L’architecture d’une future banque centrale régionale, les règles de gouvernance, et surtout la nature des liens avec les partenaires extérieurs restent des sujets incertains. Pour les partisans d’une rupture totale avec les vestiges coloniaux, l’Eco est perçu comme l’instrument idoine pour s’affranchir du franc CFA — dont la mue partielle en Eco, décidée unilatéralement au sein de l’UEMOA par le passé, avait déjà provoqué des frictions diplomatiques majeures avec les pays anglophones de la CEDEAO (notamment le Nigeria).

3. La recomposition géopolitique : l’inconnue du Sahel et de l’AES

Le grand invité de pierre de ce calendrier 2027 reste la configuration politique de la région. La création de la Confédération des États du Sahel (AES) — regroupant le Mali, le Burkina Faso et le Niger —, qui ont acté leur sortie de la CEDEAO tout en demeurant, paradoxalement, membres de l’UEMOA et utilisateurs du franc CFA à ce stade, complexifie l’équation.

  • Quel sort pour l’UEMOA ? La coexistence de visions géopolitiques divergentes entre des États sahéliens souverainistes en quête de monnaies nationales ou alternatives et le bloc pro-CEDEAO pose la question de l’intégrité même des zones d’échanges actuelles.
  • Le poids des géants : L’implication active des poids lourds économiques comme le Nigeria et le Ghana demeure le véritable moteur politique de l’Eco. Sans un consensus géopolitique apaisé entre les capitales ouest-africaines, l’architecture financière risque de souffrir d’une balkanisation monétaire de fait.

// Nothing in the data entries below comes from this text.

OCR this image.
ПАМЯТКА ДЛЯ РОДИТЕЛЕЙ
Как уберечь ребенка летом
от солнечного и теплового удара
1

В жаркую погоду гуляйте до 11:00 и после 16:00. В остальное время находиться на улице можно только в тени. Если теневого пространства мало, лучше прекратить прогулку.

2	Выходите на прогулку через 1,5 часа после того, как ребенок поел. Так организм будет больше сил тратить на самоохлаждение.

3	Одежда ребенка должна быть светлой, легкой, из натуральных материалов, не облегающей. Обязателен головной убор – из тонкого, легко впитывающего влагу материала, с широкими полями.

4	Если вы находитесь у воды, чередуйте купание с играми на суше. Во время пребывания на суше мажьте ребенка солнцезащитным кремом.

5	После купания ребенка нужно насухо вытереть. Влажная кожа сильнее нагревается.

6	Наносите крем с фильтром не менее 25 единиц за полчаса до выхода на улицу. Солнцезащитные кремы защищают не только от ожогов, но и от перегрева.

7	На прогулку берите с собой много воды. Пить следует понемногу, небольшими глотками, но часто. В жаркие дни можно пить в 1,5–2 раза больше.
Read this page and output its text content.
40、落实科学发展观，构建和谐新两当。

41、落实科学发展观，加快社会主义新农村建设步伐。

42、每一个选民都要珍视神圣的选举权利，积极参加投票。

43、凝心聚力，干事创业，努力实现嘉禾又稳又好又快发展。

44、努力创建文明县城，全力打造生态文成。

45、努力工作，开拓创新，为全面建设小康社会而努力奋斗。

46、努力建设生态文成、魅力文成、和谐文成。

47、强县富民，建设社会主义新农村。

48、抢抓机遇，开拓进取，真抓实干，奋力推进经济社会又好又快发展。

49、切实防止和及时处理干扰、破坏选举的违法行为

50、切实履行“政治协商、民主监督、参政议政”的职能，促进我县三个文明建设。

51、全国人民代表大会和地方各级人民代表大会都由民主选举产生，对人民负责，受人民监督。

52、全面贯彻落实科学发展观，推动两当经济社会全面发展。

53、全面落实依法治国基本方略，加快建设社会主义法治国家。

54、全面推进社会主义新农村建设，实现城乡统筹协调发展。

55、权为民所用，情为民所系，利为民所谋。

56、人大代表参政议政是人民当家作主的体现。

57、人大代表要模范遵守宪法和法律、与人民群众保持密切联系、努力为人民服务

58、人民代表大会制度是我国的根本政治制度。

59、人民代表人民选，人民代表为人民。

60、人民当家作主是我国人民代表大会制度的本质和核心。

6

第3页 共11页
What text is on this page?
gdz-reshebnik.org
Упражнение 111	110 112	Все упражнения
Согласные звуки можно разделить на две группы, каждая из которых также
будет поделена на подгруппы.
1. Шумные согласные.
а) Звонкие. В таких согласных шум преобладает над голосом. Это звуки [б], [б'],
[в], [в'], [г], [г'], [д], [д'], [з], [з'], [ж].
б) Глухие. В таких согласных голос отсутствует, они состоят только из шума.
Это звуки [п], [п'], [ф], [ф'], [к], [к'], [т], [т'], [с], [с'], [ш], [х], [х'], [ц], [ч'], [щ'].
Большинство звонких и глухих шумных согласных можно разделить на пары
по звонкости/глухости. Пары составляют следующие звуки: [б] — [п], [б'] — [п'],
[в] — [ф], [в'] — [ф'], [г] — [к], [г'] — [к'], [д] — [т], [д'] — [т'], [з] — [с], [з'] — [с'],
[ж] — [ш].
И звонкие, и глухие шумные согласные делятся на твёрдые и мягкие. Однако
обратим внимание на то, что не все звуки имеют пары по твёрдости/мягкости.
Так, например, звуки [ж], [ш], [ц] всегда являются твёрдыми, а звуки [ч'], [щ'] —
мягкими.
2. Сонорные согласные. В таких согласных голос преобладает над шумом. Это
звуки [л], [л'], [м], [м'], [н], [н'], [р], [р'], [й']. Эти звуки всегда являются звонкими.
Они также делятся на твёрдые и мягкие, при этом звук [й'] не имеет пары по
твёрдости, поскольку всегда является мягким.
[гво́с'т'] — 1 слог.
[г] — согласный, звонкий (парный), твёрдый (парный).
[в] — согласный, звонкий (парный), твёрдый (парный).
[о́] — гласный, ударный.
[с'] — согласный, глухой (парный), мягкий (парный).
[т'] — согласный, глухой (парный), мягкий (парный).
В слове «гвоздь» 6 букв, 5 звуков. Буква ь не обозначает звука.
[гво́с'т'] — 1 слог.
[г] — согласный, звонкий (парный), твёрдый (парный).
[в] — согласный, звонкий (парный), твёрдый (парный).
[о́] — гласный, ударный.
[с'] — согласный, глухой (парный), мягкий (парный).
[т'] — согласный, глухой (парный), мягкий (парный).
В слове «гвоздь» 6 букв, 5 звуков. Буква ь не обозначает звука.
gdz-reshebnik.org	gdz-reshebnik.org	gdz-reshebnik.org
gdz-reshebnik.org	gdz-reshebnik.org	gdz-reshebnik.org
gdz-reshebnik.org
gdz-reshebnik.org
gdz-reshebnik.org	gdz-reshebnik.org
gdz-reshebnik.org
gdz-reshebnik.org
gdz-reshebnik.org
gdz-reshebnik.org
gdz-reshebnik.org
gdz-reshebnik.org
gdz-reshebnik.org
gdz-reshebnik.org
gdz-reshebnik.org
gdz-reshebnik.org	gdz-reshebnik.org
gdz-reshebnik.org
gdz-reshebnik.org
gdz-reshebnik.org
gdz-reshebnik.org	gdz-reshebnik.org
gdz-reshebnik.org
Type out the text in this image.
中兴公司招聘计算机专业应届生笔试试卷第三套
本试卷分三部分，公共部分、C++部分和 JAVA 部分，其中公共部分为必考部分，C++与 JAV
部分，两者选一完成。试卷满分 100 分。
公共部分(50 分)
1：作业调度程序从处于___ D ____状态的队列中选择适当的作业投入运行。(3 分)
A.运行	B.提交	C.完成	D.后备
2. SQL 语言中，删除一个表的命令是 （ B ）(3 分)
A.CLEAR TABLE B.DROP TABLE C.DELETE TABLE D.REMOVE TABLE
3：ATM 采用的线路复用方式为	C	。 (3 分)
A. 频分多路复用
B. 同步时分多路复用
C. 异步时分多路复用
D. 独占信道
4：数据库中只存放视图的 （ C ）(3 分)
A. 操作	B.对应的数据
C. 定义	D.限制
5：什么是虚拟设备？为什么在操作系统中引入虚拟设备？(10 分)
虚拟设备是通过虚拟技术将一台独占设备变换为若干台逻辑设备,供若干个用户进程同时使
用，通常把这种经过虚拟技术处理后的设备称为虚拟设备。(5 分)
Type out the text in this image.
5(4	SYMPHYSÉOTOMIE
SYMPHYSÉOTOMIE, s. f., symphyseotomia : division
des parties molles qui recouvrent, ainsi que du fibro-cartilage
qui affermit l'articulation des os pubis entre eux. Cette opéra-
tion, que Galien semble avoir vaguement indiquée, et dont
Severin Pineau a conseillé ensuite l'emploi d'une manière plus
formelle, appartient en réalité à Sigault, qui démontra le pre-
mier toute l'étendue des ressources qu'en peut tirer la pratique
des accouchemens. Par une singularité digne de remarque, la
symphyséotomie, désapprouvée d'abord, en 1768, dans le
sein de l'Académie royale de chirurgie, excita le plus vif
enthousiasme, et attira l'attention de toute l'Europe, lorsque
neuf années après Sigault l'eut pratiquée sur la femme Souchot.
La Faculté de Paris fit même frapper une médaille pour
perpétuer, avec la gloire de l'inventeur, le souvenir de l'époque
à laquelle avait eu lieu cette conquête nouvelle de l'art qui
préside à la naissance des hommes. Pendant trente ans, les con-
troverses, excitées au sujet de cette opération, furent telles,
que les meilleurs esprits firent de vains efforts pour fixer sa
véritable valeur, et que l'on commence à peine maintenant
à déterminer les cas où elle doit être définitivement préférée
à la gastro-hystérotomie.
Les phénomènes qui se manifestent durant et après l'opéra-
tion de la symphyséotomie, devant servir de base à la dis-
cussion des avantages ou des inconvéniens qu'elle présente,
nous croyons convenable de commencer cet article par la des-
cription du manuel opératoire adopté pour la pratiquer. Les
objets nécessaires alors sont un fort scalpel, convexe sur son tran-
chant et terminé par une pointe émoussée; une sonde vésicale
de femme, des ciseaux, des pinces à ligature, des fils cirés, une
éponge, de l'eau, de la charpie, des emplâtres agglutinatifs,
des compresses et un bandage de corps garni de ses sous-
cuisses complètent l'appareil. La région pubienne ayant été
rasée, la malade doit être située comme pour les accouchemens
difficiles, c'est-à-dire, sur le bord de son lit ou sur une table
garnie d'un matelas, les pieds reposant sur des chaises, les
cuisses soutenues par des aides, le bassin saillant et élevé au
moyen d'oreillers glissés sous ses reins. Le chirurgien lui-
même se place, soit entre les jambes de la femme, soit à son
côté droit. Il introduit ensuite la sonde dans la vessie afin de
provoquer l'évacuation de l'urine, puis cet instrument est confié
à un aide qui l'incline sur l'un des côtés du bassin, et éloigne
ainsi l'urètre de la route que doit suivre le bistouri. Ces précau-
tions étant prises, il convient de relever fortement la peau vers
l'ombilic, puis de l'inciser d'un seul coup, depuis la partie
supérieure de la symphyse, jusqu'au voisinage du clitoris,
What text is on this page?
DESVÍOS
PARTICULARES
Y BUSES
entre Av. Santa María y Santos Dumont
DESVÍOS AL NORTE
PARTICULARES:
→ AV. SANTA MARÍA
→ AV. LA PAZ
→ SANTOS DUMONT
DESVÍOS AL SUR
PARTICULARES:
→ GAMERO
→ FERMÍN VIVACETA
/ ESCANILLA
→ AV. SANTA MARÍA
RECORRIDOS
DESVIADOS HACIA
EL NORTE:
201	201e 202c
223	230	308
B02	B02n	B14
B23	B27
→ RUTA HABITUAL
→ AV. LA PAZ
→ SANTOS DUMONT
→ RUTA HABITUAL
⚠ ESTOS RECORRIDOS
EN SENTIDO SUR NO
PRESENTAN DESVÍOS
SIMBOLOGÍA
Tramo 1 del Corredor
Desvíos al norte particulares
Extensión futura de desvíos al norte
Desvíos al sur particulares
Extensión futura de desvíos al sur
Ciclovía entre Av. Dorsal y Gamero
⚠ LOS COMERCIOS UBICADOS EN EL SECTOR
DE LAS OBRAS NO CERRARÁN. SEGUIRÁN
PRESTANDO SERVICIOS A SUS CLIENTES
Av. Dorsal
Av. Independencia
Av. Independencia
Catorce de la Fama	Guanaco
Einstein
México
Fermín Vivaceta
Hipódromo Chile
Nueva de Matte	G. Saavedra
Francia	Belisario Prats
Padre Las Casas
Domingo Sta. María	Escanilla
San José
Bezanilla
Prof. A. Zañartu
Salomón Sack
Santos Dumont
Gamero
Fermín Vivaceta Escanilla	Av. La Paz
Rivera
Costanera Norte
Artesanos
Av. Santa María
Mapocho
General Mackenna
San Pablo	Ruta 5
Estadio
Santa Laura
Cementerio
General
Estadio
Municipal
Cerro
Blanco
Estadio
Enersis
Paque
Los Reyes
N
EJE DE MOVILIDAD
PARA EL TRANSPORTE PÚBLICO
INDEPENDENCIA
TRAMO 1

En route vers 2027 : Entre espoir pragmatique et scepticisme persistant

L’Eco verra-t-elle enfin le jour ? À l’horizon 2027, la CEDEAO joue une part majeure de sa crédibilité institutionnelle. Le choix d’une approche graduelle est un aveu de réalisme : il évite qu’un État en difficulté ne bloque l’ensemble de la sous-région.

Néanmoins, tant que les dysfonctionnements structurels — instabilité sécuritaire au Sahel, vulnérabilités budgétaires, et manque d’harmonisation industrielle — ne seront pas jugulés, l’Eco restera une promesse suspendue aux soubresauts de la realpolitik africaine. Une chose est sûre : le débat monétaire n’a jamais été aussi politique, ni aussi urgent pour dynamiser le commerce intrarégional et répondre aux aspirations des 400 millions de citoyens de l’espace CEDEAO.